Después de las derrotas de Trafalgar, Berezina y Waterloo (las tres palizas bélicas que tuvo que digerir Napoleón), era imperativo que Francia viese la toma de decisiones dramáticas y radicales en los mandos mayores.
Habiendo caído masacrado ante Guadalupe, Alajuelense y Herediano, resultaba crucial hacer un poco de ruido en Saprissa, “hacer que se hace”, decretar algunos cambios, proyectar la impresión de que el equipo seguía en control de sí mismo, que su líder estaba consciente de sus falencias, que no le temblaría la mano para hacer los reacomodos necesarios a fin de reencontrar algo que remotamente se asemejara a la eficiencia.
Un poquillo de escándalo mediático y fabricar una imagen de junta directiva severa, dinámica y reactiva ante la catástrofe. Como dice Lampedusa: “Es preciso que todo cambie… para que todo siga igual”. Pura pantalla, pura cosmética, pura payasada, puro teleteatro.
Y fue así como a Juan Carlos Rojas se le ocurrió hacer de Evaristo Coronado el chivo expiatorio de la crisis. Evaristo fue destituido. Con toda la carga de deshonor y humillación que este término connota. Destituido en el momento más negro del campeonato, de lo cual se desprende una tácita, no formulada, pero no por ello menos directa impugnación: si Saprissa no funciona, ello ha de ser por culpa de Evaristo. Una decisión inelegante, carente de clase y de tacto, indigna, inmerecida, inoportuna, ignominiosa, profundamente humillante.
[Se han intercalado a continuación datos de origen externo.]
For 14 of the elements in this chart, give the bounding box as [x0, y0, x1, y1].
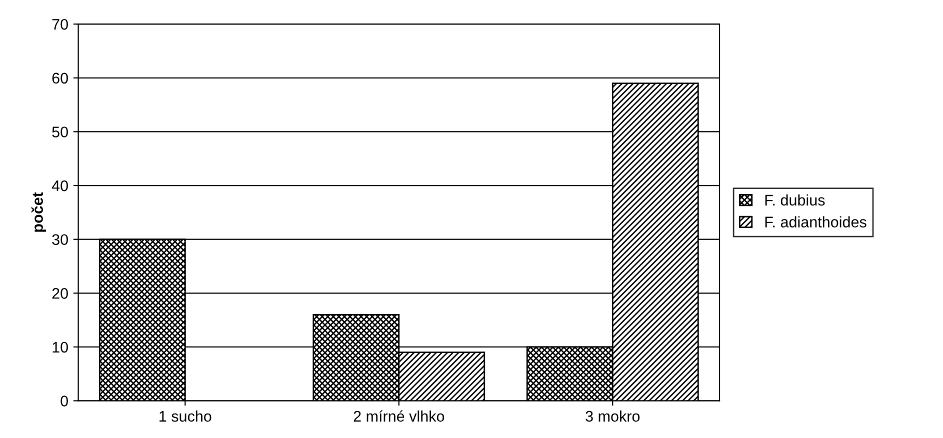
y-tick-label: 10 — [52, 342, 68, 353]
y-tick-label: 40 — [52, 180, 68, 192]
y-tick-label: 50 — [52, 126, 68, 138]
y-axis-title: počet — [31, 192, 46, 232]
y-tick-label: 0 — [60, 396, 68, 406]
y-tick-label: 30 — [52, 234, 68, 246]
x-tick-label: 2 mírné vlhko — [354, 410, 444, 422]
legend-label: F. adianthoides — [765, 216, 866, 228]
y-tick-label: 60 — [52, 72, 68, 84]
x-tick-label: 1 sucho — [160, 410, 212, 422]
legend-label: F. dubius — [765, 194, 825, 206]
y-tick-label: 20 — [52, 288, 68, 299]
y-tick-label: 70 — [52, 18, 68, 30]
x-tick-label: 3 mokro — [586, 410, 640, 422]
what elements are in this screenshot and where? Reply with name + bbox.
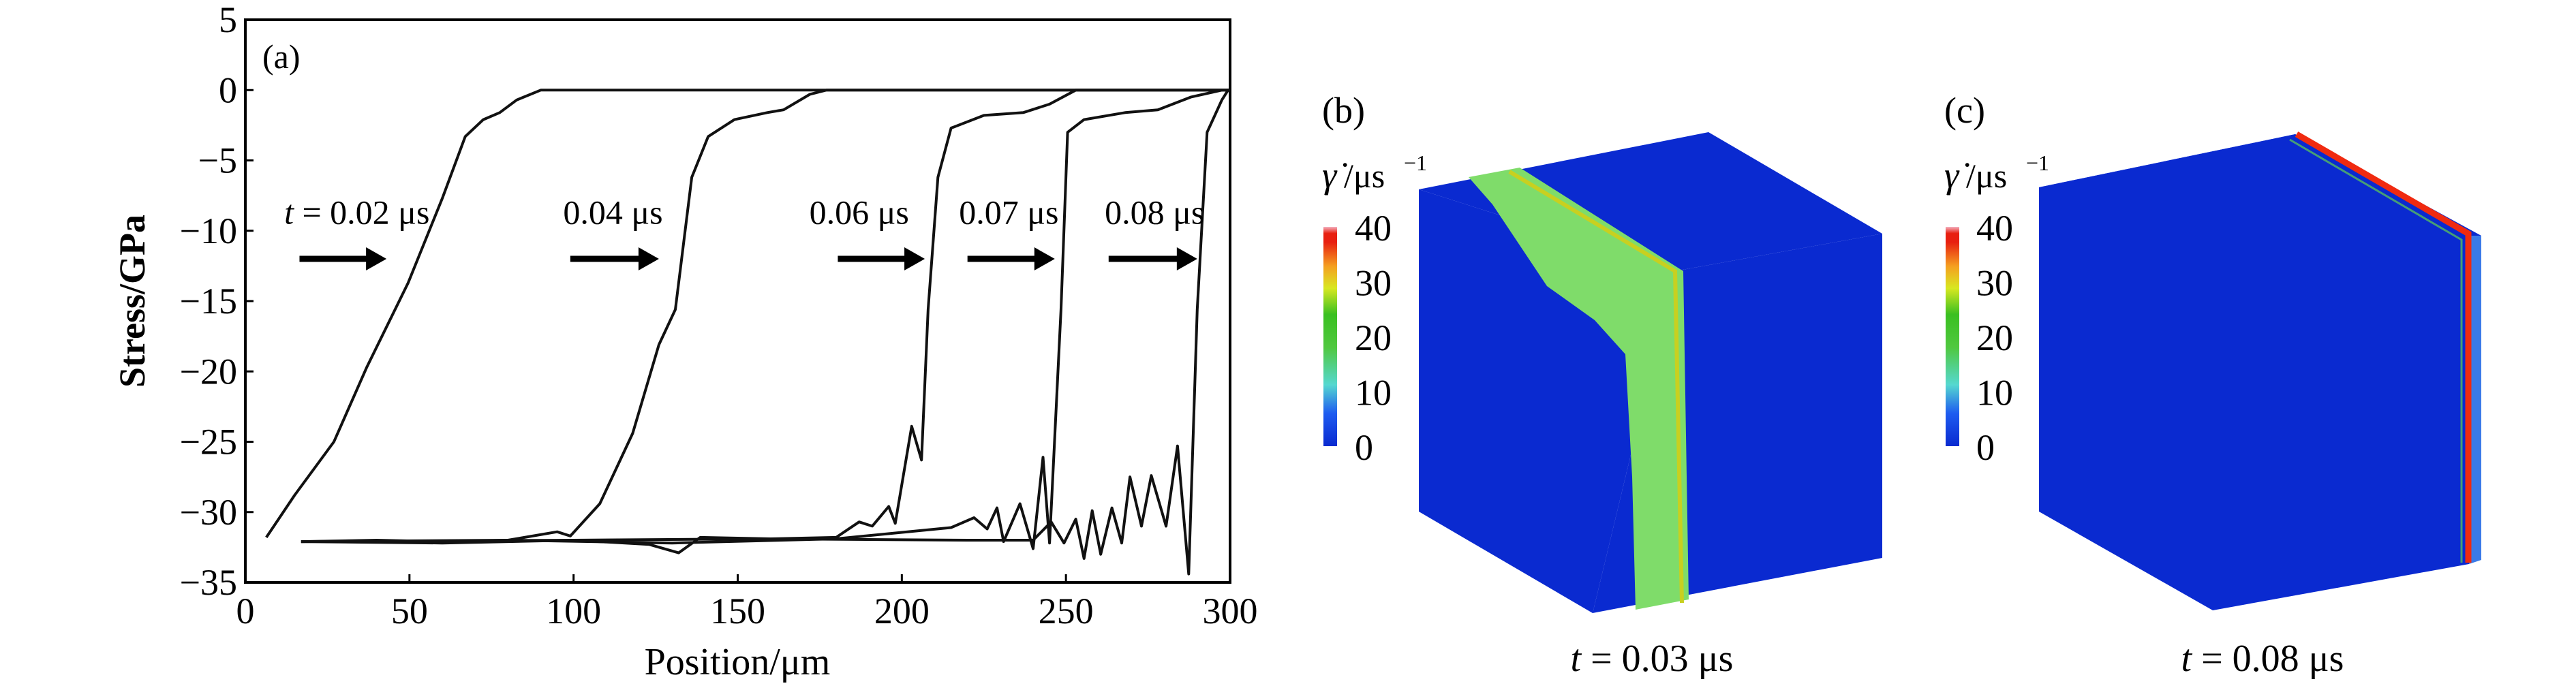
time-label-0: t = 0.02 μs [284, 193, 429, 231]
colorbar-ticks-b: 40 30 20 10 0 [1355, 208, 1392, 468]
panel-b: (b) γ̇ /μs −1 40 30 20 10 0 t = 0.03 μs [1322, 90, 1882, 680]
y-tick-label: −5 [198, 140, 237, 181]
y-tick-label: 0 [219, 69, 237, 110]
stress-curve-1 [301, 89, 1230, 544]
x-axis-label: Position/μm [645, 641, 831, 683]
curves [265, 89, 1230, 576]
cube-front-face [2039, 134, 2469, 610]
stress-curve-2 [301, 89, 1230, 554]
stress-curve-0 [265, 89, 1230, 539]
colorbar-title-c: γ̇ /μs −1 [1944, 151, 2049, 196]
cube-b [1419, 132, 1882, 613]
arrow-icon [638, 247, 659, 271]
panel-label-c: (c) [1944, 90, 1985, 131]
colorbar-tick-label: 20 [1976, 317, 2013, 358]
shear-band-core [1508, 170, 1684, 604]
stress-curve-3 [301, 89, 1223, 550]
x-ticks: 0 50 100 150 200 250 300 [236, 574, 1258, 631]
y-tick-label: −30 [180, 492, 237, 533]
cube-top-face [1419, 132, 1882, 271]
time-label-3: 0.07 μs [959, 193, 1058, 231]
colorbar-b [1323, 227, 1337, 446]
y-tick-label: −20 [180, 351, 237, 392]
shear-rate-exponent: −1 [1404, 151, 1427, 175]
time-label-2: 0.06 μs [810, 193, 909, 231]
x-tick-label: 100 [546, 591, 601, 631]
shear-rate-unit: /μs [1966, 157, 2007, 195]
caption-text-c: t = 0.08 μs [2181, 638, 2344, 680]
panel-c: (c) γ̇ /μs −1 40 30 20 10 0 t = 0.08 μs [1944, 90, 2481, 680]
colorbar-title-b: γ̇ /μs −1 [1322, 151, 1427, 196]
colorbar-ticks-c: 40 30 20 10 0 [1976, 208, 2013, 468]
y-axis-label: Stress/GPa [112, 215, 153, 388]
x-tick-label: 50 [391, 591, 428, 631]
arrow-icon [366, 247, 387, 271]
colorbar-tick-label: 10 [1355, 373, 1392, 413]
cube-right-face [2469, 236, 2481, 564]
y-ticks: 5 0 −5 −10 −15 −20 −25 −30 −35 [180, 0, 254, 603]
y-tick-label: −35 [180, 562, 237, 603]
shear-rate-unit: /μs [1344, 157, 1385, 195]
colorbar-tick-label: 0 [1976, 427, 1995, 468]
y-tick-label: −25 [180, 422, 237, 463]
x-tick-label: 150 [710, 591, 765, 631]
shear-band [1469, 168, 1689, 610]
colorbar-tick-label: 10 [1976, 373, 2013, 413]
stress-position-chart: (a) 0 50 100 150 200 250 300 50−5−10−15−20−25−… [112, 0, 1258, 683]
colorbar-tick-label: 40 [1355, 208, 1392, 249]
time-label-1: 0.04 μs [563, 193, 662, 231]
cube-c [2039, 131, 2481, 610]
caption-b: t = 0.03 μs [1571, 638, 1734, 680]
x-tick-label: 200 [874, 591, 930, 631]
caption-text-b: t = 0.03 μs [1571, 638, 1734, 680]
panel-label-a: (a) [262, 37, 301, 76]
caption-c: t = 0.08 μs [2181, 638, 2344, 680]
shear-band [2295, 131, 2472, 563]
arrow-icon [1034, 247, 1055, 271]
x-tick-label: 250 [1039, 591, 1094, 631]
colorbar-c [1946, 227, 1959, 446]
shear-rate-exponent: −1 [2026, 151, 2049, 175]
stress-curve-4 [301, 89, 1229, 576]
colorbar-tick-label: 0 [1355, 427, 1373, 468]
x-tick-label: 0 [236, 591, 255, 631]
arrow-icon [1176, 247, 1197, 271]
colorbar-tick-label: 20 [1355, 317, 1392, 358]
annotations: t = 0.02 μs 0.04 μs 0.06 μs 0.07 μs 0.08 μs [284, 193, 1204, 271]
y-tick-label: −15 [180, 281, 237, 322]
colorbar-tick-label: 30 [1976, 263, 2013, 304]
x-tick-label: 300 [1203, 591, 1258, 631]
plot-frame [244, 18, 1231, 584]
time-label-4: 0.08 μs [1105, 193, 1204, 231]
y-tick-label: −10 [180, 210, 237, 251]
colorbar-tick-label: 40 [1976, 208, 2013, 249]
y-tick-label: 5 [219, 0, 237, 40]
arrow-icon [904, 247, 925, 271]
panel-label-b: (b) [1322, 90, 1365, 131]
shear-band-edge [2289, 138, 2463, 563]
colorbar-tick-label: 30 [1355, 263, 1392, 304]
Es posible que la destitución se hubiese fraguado antes de Trafalgar, Berezina y Waterloo, pero se hizo pública en mitad de la desbandada del ejército diezmado. Fue el peor momento para deshacerse de Evaristo. Él, un caballero, un príncipe, un aristócrata del fútbol, el hombre que jamás vio una tarjeta roja. Para quienes lo queremos, admiramos y respetamos, esto fue una bofetada, un insulto. Y para variar, una falta de delicadeza y humanidad de Juan Carlos Rojas.